I cannot help but remark on the improbability of the testator realizing that his son was holding for 16 or 17 years a mortgage for $1,000 on his lands, on which mortgage interest had been accumulating all the time, while at and before the time of his death testator had money in bank sufficient to discharge it.
There will be a decree establishing the complainant's right to all the personal property, with its accumulations from the time of the death of the testator, subject only to the payment of the costs of administration and a share of the funeral expenses, which share shall be in the proportion which the personal bears to the real property in value.

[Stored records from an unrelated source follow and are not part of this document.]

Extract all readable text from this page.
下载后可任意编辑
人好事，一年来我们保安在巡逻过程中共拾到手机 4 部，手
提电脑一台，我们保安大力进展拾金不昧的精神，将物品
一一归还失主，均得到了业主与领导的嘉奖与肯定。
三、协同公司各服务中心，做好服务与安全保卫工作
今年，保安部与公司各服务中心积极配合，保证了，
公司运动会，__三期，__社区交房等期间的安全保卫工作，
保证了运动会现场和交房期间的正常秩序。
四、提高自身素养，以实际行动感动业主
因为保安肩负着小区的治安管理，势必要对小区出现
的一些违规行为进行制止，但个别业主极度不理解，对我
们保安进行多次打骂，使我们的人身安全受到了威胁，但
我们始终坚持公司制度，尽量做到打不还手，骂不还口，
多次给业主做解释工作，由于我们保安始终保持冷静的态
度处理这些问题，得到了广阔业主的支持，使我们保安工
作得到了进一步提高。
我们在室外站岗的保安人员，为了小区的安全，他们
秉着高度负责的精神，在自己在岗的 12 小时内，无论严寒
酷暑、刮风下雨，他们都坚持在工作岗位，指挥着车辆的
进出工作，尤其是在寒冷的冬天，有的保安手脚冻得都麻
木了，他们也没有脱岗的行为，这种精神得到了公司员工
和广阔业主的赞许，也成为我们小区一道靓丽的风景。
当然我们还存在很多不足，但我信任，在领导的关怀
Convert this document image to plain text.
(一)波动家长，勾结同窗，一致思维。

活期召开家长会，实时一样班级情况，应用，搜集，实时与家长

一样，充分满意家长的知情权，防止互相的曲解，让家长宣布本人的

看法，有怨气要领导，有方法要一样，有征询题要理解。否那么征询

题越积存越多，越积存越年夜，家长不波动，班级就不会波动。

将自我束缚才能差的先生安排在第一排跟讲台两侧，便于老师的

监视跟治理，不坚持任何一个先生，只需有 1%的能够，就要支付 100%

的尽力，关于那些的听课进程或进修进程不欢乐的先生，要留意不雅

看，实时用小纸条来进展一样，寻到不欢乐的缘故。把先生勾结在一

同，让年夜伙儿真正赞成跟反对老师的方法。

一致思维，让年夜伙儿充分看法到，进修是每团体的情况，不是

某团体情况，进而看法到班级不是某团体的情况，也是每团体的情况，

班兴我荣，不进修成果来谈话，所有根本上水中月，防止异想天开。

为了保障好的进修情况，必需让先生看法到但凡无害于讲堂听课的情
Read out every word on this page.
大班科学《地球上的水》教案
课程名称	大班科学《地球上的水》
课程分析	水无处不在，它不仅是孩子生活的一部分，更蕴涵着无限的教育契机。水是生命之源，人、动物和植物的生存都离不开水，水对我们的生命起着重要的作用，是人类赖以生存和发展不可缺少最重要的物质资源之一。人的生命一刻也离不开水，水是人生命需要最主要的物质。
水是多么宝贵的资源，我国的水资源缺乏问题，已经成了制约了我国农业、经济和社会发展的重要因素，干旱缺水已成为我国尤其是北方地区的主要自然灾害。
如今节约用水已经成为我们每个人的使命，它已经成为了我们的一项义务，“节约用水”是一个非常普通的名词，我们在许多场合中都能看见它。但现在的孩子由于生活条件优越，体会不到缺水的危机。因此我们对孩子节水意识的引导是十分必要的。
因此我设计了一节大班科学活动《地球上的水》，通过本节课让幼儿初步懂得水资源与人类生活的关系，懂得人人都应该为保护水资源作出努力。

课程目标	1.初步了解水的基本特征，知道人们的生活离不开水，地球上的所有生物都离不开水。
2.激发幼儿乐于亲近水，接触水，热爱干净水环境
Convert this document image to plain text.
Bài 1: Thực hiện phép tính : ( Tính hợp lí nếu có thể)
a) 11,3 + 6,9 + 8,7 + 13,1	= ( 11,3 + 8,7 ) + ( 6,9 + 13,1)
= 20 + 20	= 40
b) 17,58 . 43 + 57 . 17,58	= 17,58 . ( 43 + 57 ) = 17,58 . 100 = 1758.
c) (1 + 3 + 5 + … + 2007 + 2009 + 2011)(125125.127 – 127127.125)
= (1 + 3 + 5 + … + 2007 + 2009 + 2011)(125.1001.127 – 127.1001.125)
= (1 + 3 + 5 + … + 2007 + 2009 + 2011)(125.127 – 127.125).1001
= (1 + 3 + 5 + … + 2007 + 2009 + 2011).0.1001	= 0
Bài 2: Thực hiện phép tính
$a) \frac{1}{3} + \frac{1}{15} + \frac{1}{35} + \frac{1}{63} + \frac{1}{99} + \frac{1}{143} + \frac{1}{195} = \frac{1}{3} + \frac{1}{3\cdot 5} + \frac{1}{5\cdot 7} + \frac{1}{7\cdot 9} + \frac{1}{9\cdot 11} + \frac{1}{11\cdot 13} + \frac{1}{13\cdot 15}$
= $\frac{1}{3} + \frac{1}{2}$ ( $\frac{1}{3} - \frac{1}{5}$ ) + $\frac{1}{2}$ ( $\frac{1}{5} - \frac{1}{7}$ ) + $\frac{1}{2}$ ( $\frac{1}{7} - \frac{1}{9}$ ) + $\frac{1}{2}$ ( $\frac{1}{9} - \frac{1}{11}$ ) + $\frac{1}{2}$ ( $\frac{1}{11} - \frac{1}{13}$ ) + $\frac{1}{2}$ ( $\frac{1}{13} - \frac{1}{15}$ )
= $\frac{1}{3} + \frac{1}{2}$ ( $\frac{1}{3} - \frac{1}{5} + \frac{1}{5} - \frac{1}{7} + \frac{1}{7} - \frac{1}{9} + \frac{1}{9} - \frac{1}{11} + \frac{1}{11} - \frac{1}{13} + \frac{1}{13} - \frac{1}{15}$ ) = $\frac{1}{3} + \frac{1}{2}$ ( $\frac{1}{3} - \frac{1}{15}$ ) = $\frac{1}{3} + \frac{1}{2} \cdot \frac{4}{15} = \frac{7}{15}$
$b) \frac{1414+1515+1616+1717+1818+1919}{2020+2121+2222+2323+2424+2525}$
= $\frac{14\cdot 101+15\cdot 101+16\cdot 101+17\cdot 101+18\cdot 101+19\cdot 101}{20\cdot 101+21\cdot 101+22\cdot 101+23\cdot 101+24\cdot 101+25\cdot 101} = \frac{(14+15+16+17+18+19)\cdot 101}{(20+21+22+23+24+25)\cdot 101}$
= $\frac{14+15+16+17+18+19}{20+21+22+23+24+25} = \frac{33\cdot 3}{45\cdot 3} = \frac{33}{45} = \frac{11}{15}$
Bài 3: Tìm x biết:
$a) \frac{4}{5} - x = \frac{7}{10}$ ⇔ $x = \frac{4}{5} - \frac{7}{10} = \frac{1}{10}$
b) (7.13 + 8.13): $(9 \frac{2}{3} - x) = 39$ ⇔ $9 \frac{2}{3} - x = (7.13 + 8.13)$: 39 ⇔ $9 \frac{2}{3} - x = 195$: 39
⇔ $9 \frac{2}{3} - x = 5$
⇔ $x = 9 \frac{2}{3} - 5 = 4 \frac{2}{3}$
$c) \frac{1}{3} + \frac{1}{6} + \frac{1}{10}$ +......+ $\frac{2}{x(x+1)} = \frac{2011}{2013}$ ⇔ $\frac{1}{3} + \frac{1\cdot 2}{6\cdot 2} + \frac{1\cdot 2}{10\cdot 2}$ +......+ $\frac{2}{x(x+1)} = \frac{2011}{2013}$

I have not considered the question—indeed, it has not been raised in the pleadings or argued—whether, under the language of the will, the complainant's estate in this personalty is absolute, or simply a life estate with a power of disposition. Some of the authorities on this subject will be found collected in Cox v. Wills, 49 N. J. Eq. 135, 22 Atl. 794, and in Bryan v. Bryan, 61 N. J. Eq. 45, 48 Atl. 341. I will hear counsel on that topic if they desire.
I think the decree should be in favor of the complainant, with costs against the defendant personally. It is substantially a contest between two individuals. I think there is no such doubt upon the construction of the will as justified the defendant in resisting, as he has done, the claims of the complainant. He cannot claim to occupy the position of a disinterested executor asking the protection of the court in the administration of an estate; that is, he is not helped by the fact that he is named as executor.
I also think the complainant is entitled to a counsel fee, if she asks it.